We have very different definitions of "huge hammer", in any decent modern browser (Chrome, Firefox, IE9) it takes less than 10ms to apply the mentioned code in 20 texts (using the linked 10 Google results as an example).

sukuriant · on March 12, 2013

It also puts every single special character into its own span. That may negatively affect programs that trust HTML for copy-paste, for example Open Office, Microsoft Word (I think?), some IM clients, some text editors, etc. Doesn't seem worth it in the general case.

That said, if those sorts of things bother an individual, they could run that on the page themselves, I suppose, so it's good for that :)

jQueryIsAwesome · on March 12, 2013

I don't know OpenOffice but In most programs putting spans around a letter or word does not affect pasting.

jamesaguilar · on March 13, 2013

10ms is a huge amount to spend for such an obscure fix. How many obscure corner cases do you think Google webpages have to account for? A lot more than 100, I would bet. So rough methods like these would be horrible for performance.
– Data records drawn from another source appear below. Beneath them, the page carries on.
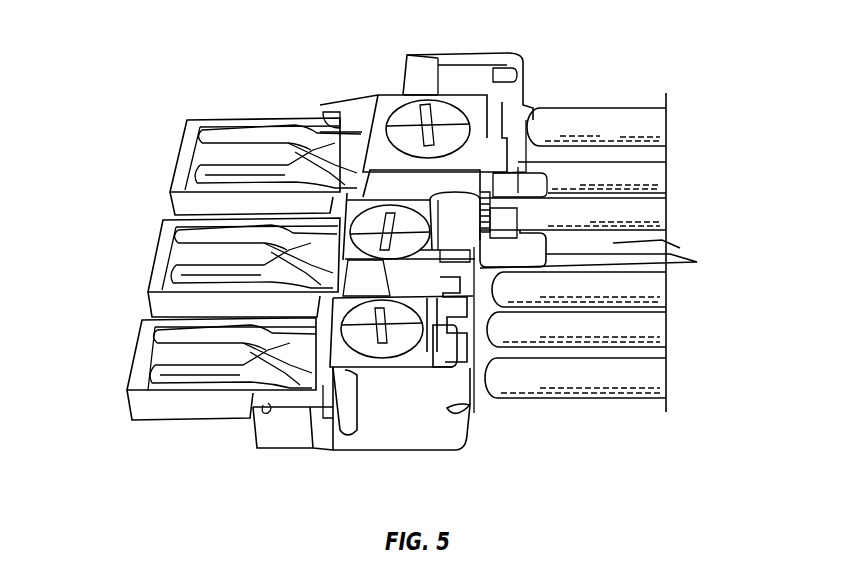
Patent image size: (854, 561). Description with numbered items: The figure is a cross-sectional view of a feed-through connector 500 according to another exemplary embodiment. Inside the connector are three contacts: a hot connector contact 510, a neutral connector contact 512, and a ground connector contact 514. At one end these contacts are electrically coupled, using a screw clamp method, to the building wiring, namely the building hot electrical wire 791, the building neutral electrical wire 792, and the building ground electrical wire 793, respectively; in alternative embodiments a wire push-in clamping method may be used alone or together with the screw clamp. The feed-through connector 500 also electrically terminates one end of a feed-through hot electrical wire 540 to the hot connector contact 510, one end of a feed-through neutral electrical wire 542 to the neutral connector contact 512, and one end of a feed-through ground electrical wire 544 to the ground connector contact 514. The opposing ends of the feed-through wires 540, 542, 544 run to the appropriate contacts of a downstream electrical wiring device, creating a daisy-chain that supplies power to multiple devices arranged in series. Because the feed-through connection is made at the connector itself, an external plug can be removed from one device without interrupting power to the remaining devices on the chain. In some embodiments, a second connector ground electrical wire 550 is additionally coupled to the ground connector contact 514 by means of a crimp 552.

The feed-through connector 500 is at (157, 29).
The hot connector contact 510 is at (354, 150).
The neutral connector contact 512 is at (296, 366).
The ground connector contact 514 is at (331, 265).
The feed-through hot electrical wire 540 is at (650, 121).
The feed-through neutral electrical wire 542 is at (648, 318).
The feed-through ground electrical wire 544 is at (630, 240).
The second connector ground electrical wire 550 is at (650, 207).
The crimp 552 is at (457, 222).
The building hot electrical wire 791 is at (650, 176).
The building neutral electrical wire 792 is at (648, 372).
The building ground electrical wire 793 is at (648, 278).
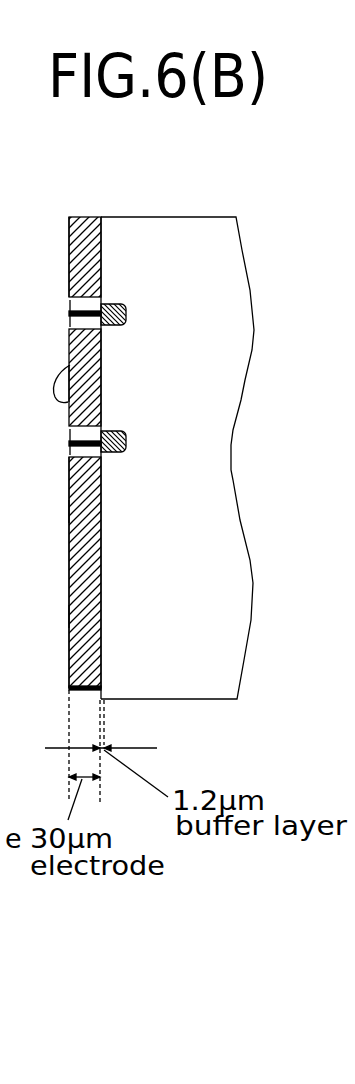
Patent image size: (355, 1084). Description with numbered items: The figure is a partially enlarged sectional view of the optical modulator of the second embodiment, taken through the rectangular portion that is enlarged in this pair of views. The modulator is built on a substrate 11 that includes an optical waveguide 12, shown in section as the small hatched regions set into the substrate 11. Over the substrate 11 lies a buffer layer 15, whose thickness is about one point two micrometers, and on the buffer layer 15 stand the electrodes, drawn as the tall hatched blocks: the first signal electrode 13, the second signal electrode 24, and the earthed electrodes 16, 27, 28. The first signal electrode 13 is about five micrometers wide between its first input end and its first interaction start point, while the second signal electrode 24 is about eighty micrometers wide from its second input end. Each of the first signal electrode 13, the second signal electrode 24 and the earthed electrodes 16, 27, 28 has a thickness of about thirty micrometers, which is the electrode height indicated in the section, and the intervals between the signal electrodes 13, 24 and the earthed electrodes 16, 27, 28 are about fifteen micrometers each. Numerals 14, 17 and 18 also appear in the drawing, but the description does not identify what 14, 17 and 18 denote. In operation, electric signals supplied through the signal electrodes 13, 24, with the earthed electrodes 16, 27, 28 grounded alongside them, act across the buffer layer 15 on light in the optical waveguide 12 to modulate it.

The substrate 11 is at (188, 229).
The optical waveguide 12 is at (127, 311).
The first signal electrode 13 is at (75, 295).
The ground electrode 14 is at (72, 462).
The buffer layer 15 is at (101, 217).
The earthed electrode 16 is at (69, 243).
The electrode 17 is at (34, 399).
The electrode 18 is at (34, 617).
The second signal electrode 24 is at (34, 512).
The earthed electrode 27 is at (102, 356).
The earthed electrode 28 is at (68, 595).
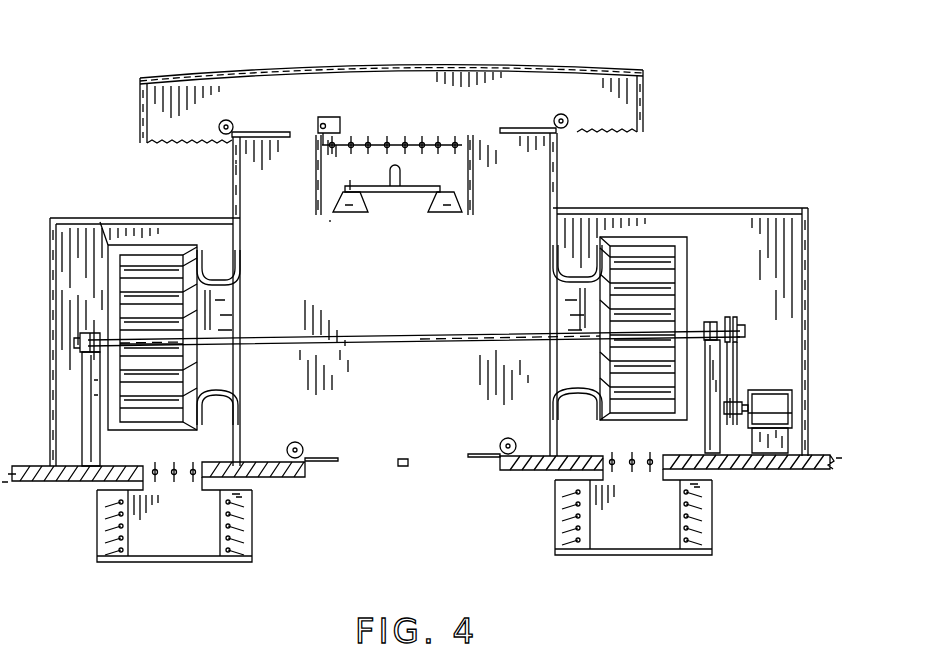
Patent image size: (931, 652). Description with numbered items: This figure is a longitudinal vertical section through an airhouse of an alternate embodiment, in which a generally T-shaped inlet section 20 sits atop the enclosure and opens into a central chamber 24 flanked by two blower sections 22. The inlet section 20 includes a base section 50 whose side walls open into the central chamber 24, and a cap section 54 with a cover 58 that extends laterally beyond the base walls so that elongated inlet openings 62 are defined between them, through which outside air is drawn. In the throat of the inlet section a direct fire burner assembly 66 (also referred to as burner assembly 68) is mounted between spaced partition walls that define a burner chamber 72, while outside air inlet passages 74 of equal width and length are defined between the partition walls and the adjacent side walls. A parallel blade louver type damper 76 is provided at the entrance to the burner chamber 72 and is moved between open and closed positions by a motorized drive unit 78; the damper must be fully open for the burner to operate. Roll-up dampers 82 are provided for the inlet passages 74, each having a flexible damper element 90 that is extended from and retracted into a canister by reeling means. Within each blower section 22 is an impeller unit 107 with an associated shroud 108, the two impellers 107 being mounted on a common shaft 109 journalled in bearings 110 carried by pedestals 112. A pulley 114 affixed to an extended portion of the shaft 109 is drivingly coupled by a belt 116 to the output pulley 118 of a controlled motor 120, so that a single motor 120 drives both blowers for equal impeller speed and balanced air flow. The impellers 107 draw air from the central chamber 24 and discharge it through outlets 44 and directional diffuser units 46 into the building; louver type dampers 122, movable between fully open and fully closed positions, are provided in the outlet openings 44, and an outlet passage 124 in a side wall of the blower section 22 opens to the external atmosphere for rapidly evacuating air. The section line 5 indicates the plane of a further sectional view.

The section line 5- 5 is at (626, 170).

jQueryIsAwesome · on March 13, 2013

I invite you to look at the ridiculous amounts of JS lines twitter uses in its interface.

jamesaguilar · on March 14, 2013

You're the one who made the 10ms claim, not me. If indeed it is faster than you claimed, then maybe it would be ok. Still probably not worth engineering time for a problem of this magnitude.

sukuriant · on March 13, 2013

And Twitter is horridly slow on its website. That's what we're trying to avoid

windsurfer · on March 12, 2013

It is a huge amount of CPU and memory and wasted resources to correct a problem sometimes and only for some edge cases.

nickpatch · on March 13, 2013

It corrupts Unicode data because it splits on code points instead of grapheme clusters. When performed on 'Spin̈al Tap', it splits the base character U+006E (LATIN SMALL LETTER N) from the combining character U+0308 (COMBINING DIAERESIS) and results in the string 'Spin<span class="s_char">̈</span>al Tap', which contains the valid Unicode grapheme cluster '>̈'! If you were to split on grapheme clusters instead, the result would be 'Spi<span class="s_char">n̈</span>al Tap'. However, I still wouldn't support that solution because it could negatively affect text segmentation used by search engine indexing and natural language processing tools.